无法通过通用选项解析器设置mapreduce

无法通过通用选项解析器设置mapreduce

本文介绍了无法通过通用选项解析器设置mapreduce.job.reduces的处理方法,对大家解决问题具有一定的参考价值,需要的朋友们下面随着小编来一起学习吧!

问题描述

  hadoop jar MapReduceTryouts-1.jar invertedindex.simple.MyDriver -D mapreduce.job.reduces = 10 / user / notprabhu2 / Input / potter / / user / notprabhu2 / output 

我一直试图通过GenericOptionParser提供的-D选项来设置reducer的数量,但它确实我不知道为什么。



我试过 -D mapreduce.job.reduces = 10 (在-D之后有空格),还有

-Dmapreduce.job.reduces = 10 D),但似乎没有闪避。

在我的Driver类中,我实现了Tools。

  package invertedindex.simple; 

导入org.apache.hadoop.conf.Configuration;
导入org.apache.hadoop.conf.Configured;
导入org.apache.hadoop.fs.Path;
import org.apache.hadoop.io.Text;
import org.apache.hadoop.mapreduce.Job;
import org.apache.hadoop.mapreduce.lib.input.TextInputFormat;
import org.apache.hadoop.mapreduce.lib.output.TextOutputFormat;
import org.apache.hadoop.util.Tool;
import org.apache.hadoop.util.ToolRunner;

public class MyDriver extends Configured implements工具{

@Override
public int run(String [] args)throws Exception {

配置conf = getConf();
Job job = Job.getInstance(conf);

job.setJarByClass(MyDriver.class);

Path outputPath = new Path(args [1]);
outputPath.getFileSystem(getConf())。delete(outputPath,true);

job.setMapperClass(MyMapper.class);
job.setReducerClass(MyReducer.class);

job.setInputFormatClass(TextInputFormat.class);
job.setOutputFormatClass(TextOutputFormat.class);

TextInputFormat.addInputPath(job,new Path(args [0]));
TextOutputFormat.setOutputPath(job,outputPath);

job.setNumReduceTasks(3);

job.setOutputKeyClass(Text.class);
job.setOutputValueClass(Text.class);
返回job.waitForCompletion(true)? 0:1;


$ b public static void main(String [] args)throws Exception {
int exitCode = ToolRunner.run(new Configuration(),new MyDriver() ,args);
System.exit(exitCode);
}

}

由于我已明确设定数字我的驱动程序代码中的减速器数量为3我总是以3个减速器结束。



我使用 CDH 5.4.7 ,其中 Hadoop 2.6.0 在Google Compute Engine上的2节点群集上。 div>

想通了。原来如此愚蠢,但仍然发布的答案,以防万一有人也犯了同样的愚蠢错误。



看起来 job.setNumReduceTasks(3 );我的驱动程序类中的行优先于命令行中的 -D mapreduce.job.reduces = 10



当我从代码中删除 job.setNumReduceTasks(3); 行时,一切正常。
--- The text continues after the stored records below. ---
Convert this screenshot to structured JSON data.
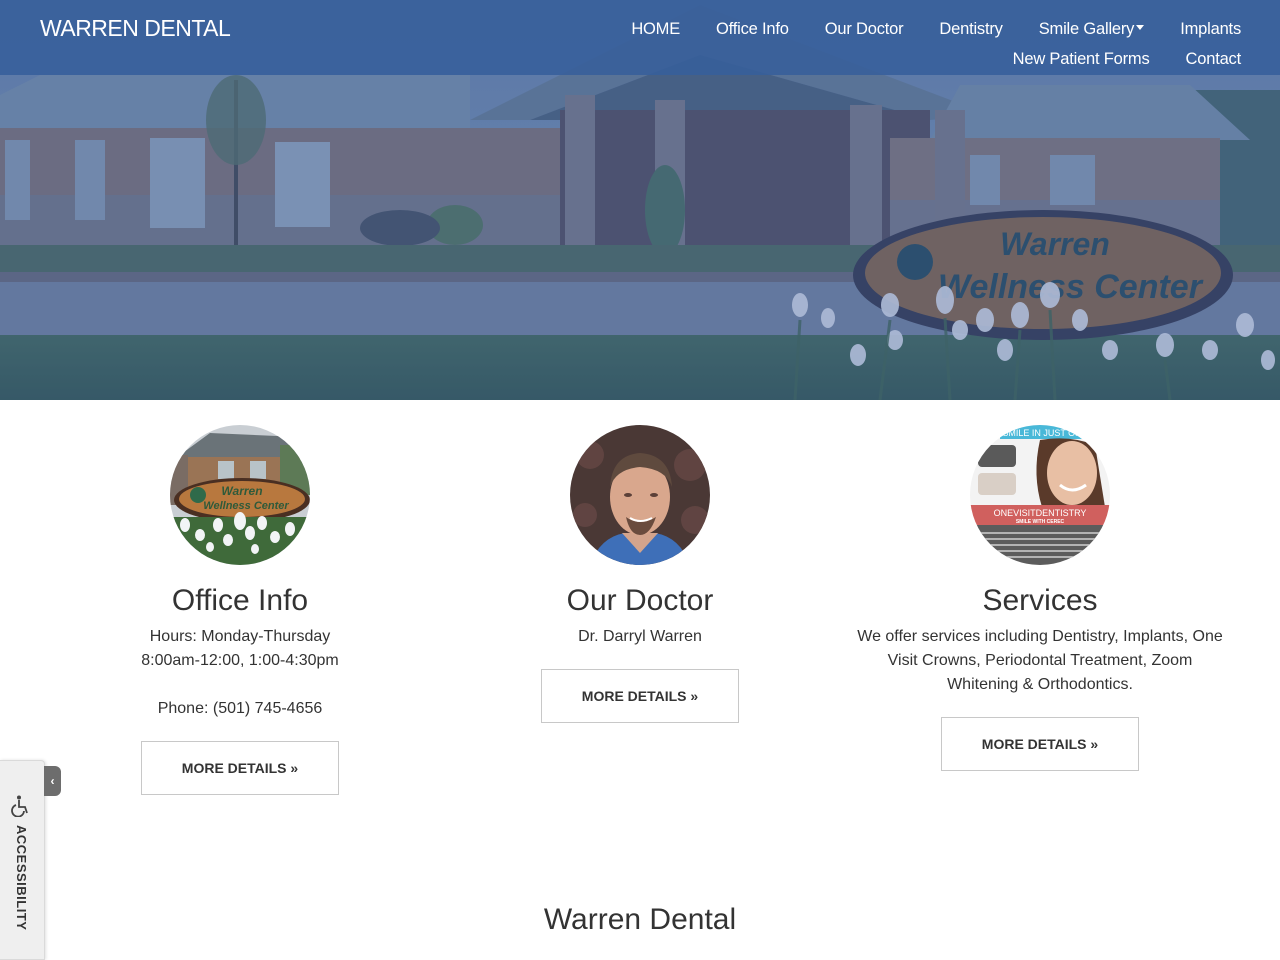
{
  "header": {
    "brand": "WARREN DENTAL",
    "nav": {
      "row1": [
        {
          "label": "HOME"
        },
        {
          "label": "Office Info"
        },
        {
          "label": "Our Doctor"
        },
        {
          "label": "Dentistry"
        },
        {
          "label": "Smile Gallery",
          "has_dropdown": true
        },
        {
          "label": "Implants"
        }
      ],
      "row2": [
        {
          "label": "New Patient Forms"
        },
        {
          "label": "Contact"
        }
      ]
    }
  },
  "hero": {
    "image": "warren-wellness-center-building-photo",
    "sign_text_line1": "Warren",
    "sign_text_line2": "Wellness Center",
    "overlay_color": "#2b5aa0"
  },
  "features": [
    {
      "image": "office-sign-photo",
      "title": "Office Info",
      "lines": [
        "Hours: Monday-Thursday",
        "8:00am-12:00, 1:00-4:30pm"
      ],
      "phone": "Phone: (501) 745-4656",
      "button": "MORE DETAILS »"
    },
    {
      "image": "doctor-portrait-photo",
      "title": "Our Doctor",
      "lines": [
        "Dr. Darryl Warren"
      ],
      "button": "MORE DETAILS »"
    },
    {
      "image": "cerec-one-visit-dentistry-ad",
      "title": "Services",
      "lines": [
        "We offer services including Dentistry, Implants, One Visit Crowns, Periodontal Treatment, Zoom Whitening & Orthodontics."
      ],
      "button": "MORE DETAILS »",
      "thumb_banner_top": "SMILE IN JUST ONE",
      "thumb_banner_mid": "ONEVISITDENTISTRY",
      "thumb_banner_sub": "SMILE WITH CEREC"
    }
  ],
  "section_title": "Warren Dental",
  "accessibility": {
    "label": "ACCESSIBILITY",
    "toggle": "‹"
  },
  "colors": {
    "navbar": "#375f9b",
    "text": "#333333",
    "button_border": "#c8c8c8",
    "cerec_banner": "#d0605e",
    "cerec_top_banner": "#49b8d8"
  }
}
hadoop jar MapReduceTryouts-1.jar invertedindex.simple.MyDriver -D mapreduce.job.reduces=10 /user/notprabhu2/Input/potter/ /user/notprabhu2/output

I have been trying in vain to set the number of reducers through the -D option provided by GenericOptionParser but it does not seem to work and I have no idea why.

I tried -D mapreduce.job.reduces=10(with space after -D) and also

-Dmapreduce.job.reduces=10(without space after -D) but nothing seems to dodge.

In my Driver class I have implemented Tools.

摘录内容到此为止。